Lo que no aclara ni el club de forma directa, ni mediante sus canales propagandísticos es cuándo se recuperará la normalidad en la forma de pago. En este sentido, el final de la temporada podría ser muy conflictivo en función de la cantidad adeudada a la plantilla que se acumule. No en vano, el mes de junio es el habilitado para la presentación de denuncias ante la Asociación de Futbolistas Españoles. Lo habitual es que llegado ese momento aquellos jugadores que seguirán en el próximo ejercicio decidan esperar a más adelante para ver si les pagan. Pero en cualquier caso, el club estará en manos de la buena voluntad de los jugadores y de las facilidades que decidan dar al Deportivo.
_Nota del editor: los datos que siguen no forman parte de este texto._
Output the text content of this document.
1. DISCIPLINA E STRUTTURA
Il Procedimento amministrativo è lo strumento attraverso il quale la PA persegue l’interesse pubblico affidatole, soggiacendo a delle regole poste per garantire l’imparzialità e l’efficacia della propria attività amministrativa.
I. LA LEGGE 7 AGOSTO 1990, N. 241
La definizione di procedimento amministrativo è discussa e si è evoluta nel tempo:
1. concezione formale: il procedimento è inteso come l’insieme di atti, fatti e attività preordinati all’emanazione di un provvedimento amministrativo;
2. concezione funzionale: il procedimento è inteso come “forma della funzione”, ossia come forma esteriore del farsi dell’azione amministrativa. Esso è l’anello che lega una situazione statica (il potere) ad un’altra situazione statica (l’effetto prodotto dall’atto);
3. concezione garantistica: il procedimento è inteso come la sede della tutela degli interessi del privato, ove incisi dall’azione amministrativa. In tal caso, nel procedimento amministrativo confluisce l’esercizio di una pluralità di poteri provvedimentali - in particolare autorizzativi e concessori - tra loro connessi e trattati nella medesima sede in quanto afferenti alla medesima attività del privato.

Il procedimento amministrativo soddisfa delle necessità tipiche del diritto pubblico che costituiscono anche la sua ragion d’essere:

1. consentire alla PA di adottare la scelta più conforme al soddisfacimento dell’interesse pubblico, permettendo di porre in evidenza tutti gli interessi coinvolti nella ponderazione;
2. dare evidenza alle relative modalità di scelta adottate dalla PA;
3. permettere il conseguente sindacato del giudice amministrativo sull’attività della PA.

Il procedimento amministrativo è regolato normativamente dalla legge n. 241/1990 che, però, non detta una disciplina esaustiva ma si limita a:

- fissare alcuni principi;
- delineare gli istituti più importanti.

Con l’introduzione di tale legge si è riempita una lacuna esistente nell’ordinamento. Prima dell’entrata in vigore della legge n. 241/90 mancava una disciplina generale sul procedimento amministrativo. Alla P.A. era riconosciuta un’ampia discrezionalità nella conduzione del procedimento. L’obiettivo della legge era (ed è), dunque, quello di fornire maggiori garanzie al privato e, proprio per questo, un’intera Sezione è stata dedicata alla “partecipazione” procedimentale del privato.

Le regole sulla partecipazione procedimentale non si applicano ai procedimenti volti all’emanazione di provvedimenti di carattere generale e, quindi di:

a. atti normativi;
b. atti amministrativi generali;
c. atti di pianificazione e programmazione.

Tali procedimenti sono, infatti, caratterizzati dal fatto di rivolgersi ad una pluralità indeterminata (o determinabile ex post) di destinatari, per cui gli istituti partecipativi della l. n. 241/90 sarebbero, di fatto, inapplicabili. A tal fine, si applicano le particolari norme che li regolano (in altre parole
El coste de la plantilla deportivista significó en la pasada temporada casi dos tercios de los ingresos ordinarios de la entidad y en los últimos años, el club ha tenido problemas recurrentes de liquidez para hacer frente a los mismos con normalidad. De cara a la actual temporada, la tensión de tesorería se veía venir más que nunca, dado que el propio auditor reflejó en su informe del pasado ejercicio una salvedad sobre el fondo de maniobra. El mismo era de -14.639.264 euros. Esta es la teórica diferencia entre la deuda que debe hacer frente el Deportivo antes del 30 de junio y lo que le deben a la misma fecha. La situación es dramática y las costuras están reventando en forma de nóminas reducidas, embargos varios, denuncias ante la Liga de Fútbol Profesional y una enorme actividad en los juzgados impropia de un club de fútbol.
Pero esta tesitura se ha gestado, no ahora, sino en la época de la bonanza económica. La deuda que generó la gestión de Lendoiro viene de atrás y ahora estrangula al Deportivo. Cada año que pasa cuesta más caminar con la pesada losa de un agujero de más de veinte mil millones de pesetas. Todos los años hay que destinar millones de euros a amortizar el débito con Hacienda y los bancos.
Por el momento, la plantilla mantiene la calma y muestra, además, un compromiso encomiable con la camiseta, sin notarse en el césped los problemas económicos, sino más bien todo lo contrario.